Applications are being accepted online and must be postmarked by the due date.

Dove season has come and soon to go

The first half of dove season opened last week. There’s been a good blast of continuing warm weather that tends to keep the birds in the region. Because of that, there were fairly regular shotgun blasts.

While many were able to unload the shotgun a time or two, few hunters in reality were able to bring home a limit.

By day two, the field was quiet. Many hunters commonly go opening day and call it quits after that.

The first half of the season will continue until Thursday, Sept. 15, with a daily bag limit of 10 birds and possession limit of 20.

Current fishing

It’s really that time of year. Fish everywhere seem to be on the lethargic side. Waters are warm, and so is the air. Last weekend was the final summer holiday, and traffic on all waters will decrease significantly, which will help fishing. A rainstorm and cool-down would be a tremendous help.

Local salmon: More salmon are trickling into the river system, especially on weekends. If you’re anywhere near the mouth of the American River at Discovery Park, you’ll generally find a tremendous amount of boat traffic vying for salmon. Hoping to get the first shot at them, many boaters are anchoring well below Discovery Park, and the fish have a maze of offerings to dodge. But, with increased numbers coming up, increased numbers are being caught.

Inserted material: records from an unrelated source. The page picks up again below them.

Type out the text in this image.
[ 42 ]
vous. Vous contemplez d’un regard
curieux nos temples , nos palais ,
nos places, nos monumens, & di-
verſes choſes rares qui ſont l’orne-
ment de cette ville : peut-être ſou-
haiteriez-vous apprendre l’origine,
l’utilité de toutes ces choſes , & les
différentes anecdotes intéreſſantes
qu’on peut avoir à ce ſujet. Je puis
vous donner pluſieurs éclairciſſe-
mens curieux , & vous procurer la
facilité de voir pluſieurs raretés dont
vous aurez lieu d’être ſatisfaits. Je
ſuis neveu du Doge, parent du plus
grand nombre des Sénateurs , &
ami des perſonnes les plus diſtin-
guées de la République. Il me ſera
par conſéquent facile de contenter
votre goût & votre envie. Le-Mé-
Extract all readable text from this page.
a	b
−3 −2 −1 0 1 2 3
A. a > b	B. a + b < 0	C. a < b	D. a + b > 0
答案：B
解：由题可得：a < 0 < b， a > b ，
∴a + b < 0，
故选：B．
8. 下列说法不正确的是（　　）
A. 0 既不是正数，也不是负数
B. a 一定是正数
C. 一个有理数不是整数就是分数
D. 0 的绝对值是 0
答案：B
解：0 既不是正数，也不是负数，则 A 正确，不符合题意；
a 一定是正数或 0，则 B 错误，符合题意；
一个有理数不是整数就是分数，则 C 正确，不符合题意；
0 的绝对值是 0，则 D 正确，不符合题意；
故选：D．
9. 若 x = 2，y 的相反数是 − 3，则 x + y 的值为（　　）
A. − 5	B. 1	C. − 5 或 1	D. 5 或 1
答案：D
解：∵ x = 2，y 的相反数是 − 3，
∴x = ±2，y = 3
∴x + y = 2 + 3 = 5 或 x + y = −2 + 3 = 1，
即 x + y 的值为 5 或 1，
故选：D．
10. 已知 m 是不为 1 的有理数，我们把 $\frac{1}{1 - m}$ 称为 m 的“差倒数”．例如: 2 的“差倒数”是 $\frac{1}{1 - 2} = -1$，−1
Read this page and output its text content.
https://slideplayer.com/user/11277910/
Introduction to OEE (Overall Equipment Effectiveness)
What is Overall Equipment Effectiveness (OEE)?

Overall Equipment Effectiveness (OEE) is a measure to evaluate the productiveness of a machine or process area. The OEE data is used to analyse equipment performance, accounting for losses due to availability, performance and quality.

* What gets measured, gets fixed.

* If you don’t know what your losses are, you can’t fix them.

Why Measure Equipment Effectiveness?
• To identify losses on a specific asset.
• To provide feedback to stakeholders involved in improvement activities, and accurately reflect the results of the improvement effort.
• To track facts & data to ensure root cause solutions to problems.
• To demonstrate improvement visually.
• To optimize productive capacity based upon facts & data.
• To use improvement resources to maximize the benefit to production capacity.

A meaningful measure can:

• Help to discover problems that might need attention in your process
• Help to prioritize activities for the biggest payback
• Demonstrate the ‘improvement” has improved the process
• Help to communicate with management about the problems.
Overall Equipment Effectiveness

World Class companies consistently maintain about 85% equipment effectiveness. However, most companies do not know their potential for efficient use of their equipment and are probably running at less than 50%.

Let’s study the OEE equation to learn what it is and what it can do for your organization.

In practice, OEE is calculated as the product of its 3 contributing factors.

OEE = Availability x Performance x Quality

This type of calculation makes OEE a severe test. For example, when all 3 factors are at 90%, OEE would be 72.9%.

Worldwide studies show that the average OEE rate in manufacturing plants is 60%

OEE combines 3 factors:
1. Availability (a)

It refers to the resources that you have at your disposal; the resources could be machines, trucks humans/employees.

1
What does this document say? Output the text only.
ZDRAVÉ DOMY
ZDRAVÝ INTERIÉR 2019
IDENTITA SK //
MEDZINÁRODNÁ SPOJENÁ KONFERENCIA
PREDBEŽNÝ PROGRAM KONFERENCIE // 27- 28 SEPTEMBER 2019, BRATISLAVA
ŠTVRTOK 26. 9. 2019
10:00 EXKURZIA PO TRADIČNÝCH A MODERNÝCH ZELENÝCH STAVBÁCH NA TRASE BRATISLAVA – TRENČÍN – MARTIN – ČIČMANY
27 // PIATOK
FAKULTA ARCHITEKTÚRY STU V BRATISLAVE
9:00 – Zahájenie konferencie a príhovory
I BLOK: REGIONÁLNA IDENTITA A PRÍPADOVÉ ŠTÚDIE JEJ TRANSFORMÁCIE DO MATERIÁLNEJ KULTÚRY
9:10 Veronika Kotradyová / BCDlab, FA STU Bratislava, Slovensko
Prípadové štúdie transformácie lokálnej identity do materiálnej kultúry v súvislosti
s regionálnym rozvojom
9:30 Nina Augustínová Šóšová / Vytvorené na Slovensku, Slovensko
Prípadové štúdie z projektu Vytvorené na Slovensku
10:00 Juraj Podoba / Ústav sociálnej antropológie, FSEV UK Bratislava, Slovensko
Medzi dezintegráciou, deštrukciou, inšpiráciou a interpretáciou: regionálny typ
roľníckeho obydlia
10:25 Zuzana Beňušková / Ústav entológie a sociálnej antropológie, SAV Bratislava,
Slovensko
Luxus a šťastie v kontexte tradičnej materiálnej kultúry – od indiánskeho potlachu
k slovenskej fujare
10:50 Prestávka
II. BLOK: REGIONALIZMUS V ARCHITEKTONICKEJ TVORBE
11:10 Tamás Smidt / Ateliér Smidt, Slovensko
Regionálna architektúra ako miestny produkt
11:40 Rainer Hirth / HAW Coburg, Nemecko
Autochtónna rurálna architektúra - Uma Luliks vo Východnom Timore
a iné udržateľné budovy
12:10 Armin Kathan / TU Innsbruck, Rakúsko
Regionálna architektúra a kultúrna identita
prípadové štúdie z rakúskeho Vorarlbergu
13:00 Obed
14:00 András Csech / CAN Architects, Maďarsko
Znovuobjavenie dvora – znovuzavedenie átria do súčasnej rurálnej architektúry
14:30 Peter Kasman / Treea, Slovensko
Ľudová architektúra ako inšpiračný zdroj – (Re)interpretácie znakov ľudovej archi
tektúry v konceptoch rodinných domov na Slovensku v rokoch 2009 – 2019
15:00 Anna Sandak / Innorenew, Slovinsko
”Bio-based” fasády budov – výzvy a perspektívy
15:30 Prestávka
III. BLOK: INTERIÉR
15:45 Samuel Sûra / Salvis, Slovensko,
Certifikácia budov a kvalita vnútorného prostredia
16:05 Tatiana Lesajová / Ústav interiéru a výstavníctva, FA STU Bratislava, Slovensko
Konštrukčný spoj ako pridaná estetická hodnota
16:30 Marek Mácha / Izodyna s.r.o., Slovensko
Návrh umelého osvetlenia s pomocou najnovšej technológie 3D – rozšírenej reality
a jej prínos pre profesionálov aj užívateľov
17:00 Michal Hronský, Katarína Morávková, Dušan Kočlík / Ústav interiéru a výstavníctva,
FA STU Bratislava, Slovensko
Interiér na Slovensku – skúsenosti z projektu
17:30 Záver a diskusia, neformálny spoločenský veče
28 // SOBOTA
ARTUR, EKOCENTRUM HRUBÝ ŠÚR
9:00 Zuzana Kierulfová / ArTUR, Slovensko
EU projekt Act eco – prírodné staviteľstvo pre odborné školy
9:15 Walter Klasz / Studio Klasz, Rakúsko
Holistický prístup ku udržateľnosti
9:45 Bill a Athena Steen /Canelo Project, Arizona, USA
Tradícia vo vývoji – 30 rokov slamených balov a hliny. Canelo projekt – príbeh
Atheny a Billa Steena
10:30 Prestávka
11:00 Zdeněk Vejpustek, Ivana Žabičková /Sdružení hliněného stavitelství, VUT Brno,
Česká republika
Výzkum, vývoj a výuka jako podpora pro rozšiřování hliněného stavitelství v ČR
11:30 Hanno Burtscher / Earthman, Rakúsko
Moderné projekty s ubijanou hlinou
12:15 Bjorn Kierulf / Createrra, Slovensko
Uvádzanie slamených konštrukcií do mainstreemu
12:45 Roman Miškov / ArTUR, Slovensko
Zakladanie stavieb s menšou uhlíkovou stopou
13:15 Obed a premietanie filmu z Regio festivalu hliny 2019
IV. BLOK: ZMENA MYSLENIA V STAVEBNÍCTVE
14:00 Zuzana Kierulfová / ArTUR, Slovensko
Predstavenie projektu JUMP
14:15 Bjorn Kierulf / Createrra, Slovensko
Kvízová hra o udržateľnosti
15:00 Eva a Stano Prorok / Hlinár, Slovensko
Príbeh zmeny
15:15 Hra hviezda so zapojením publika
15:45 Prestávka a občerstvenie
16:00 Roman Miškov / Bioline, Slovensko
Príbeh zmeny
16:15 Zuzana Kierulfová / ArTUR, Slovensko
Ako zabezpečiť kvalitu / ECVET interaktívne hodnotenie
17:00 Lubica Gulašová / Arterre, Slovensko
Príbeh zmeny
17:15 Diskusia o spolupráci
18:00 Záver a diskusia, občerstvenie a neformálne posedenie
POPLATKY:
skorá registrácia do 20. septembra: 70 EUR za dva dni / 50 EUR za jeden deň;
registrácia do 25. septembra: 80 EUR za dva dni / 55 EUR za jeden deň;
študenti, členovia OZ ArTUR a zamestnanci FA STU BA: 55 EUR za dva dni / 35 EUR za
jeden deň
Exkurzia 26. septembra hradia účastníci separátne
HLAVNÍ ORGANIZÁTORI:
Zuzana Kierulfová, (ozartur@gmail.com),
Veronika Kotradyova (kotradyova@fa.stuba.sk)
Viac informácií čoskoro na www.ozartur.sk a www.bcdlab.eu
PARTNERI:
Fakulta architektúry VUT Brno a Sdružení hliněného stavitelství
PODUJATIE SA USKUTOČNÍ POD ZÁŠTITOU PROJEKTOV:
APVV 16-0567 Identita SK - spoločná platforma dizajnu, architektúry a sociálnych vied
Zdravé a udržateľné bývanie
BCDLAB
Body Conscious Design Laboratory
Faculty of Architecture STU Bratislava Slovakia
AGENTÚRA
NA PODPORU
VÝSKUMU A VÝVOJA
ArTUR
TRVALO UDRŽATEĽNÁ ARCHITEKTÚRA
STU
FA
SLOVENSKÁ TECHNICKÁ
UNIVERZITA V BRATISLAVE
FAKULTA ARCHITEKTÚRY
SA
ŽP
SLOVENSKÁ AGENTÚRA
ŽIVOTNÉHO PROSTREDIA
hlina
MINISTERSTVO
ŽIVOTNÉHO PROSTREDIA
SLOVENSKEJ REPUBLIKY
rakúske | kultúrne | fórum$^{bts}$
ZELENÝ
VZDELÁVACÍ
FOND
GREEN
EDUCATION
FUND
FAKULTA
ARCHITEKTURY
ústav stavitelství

Lake Berryessa: It doesn’t take long to get to this lake, a quick hop up the road out of Winters. Rod-bending action for king and kokanee salmon is outstanding. Some are hitting 19 inches. Try the channel around Skiers Cove. Smallies and largemouth are hammering drop-shot rigs, down as much as 30 feet off points.

Lake Pardee: Management has planted 68,000 pounds of rainbows while the DFG has contributed an additional 6,200 pounds. Have they all been caught? No way. The best area for boaters has been from Sugar Bowl through the Narrows and a bit beyond Mel’s Cove. Some have found action in the river arm, and most little flashy lures are working. Keep switching until you find what they want that day. Kokanee aren’t schooling yet, but that should happen soon. Best shore fishing in the Rec Area happens right after a truck shows up and dumps a fresh load of trout into the lake.

Bay Area: If you want to beat the heat, head for the Bay Area. You’ll be wearing at least a light jacket all day, and you’ll be rewarded with fish.
Salmon fishing has been better than fair, and it’s that time of year when salmon boats don’t have to go that far out to sea to find them. Boats headed to the Farallon Islands are being rewarded with limits of rock cod and big numbers of the highly favored lingcod. James Smith, skipper of the California Dawn, has had anglers dropping lines off the Marin County coastline to bag limits of a variety of bottom fish, and there have been days everybody aboard limits on lings.

Bodega Bay: Expect a combo trip. You can bottom fish for a while, which has been outstanding with limits the rule and a lot of lings, some weighing more than 20 pounds. If there’s enough time, they’ll go for salmon, and they’ve been adding a few Chinooks to the sacks.

Folsom Lake: One thing that will help is the holiday weekend is over. However, don’t look for the lake to bust loose until everything cools considerably. You’ll beat the water to death for just a few bites. Scope closely and watch for submerged trees and rock piles. Find the concentrations of bait fish and you might find a bass hanging close to their food source.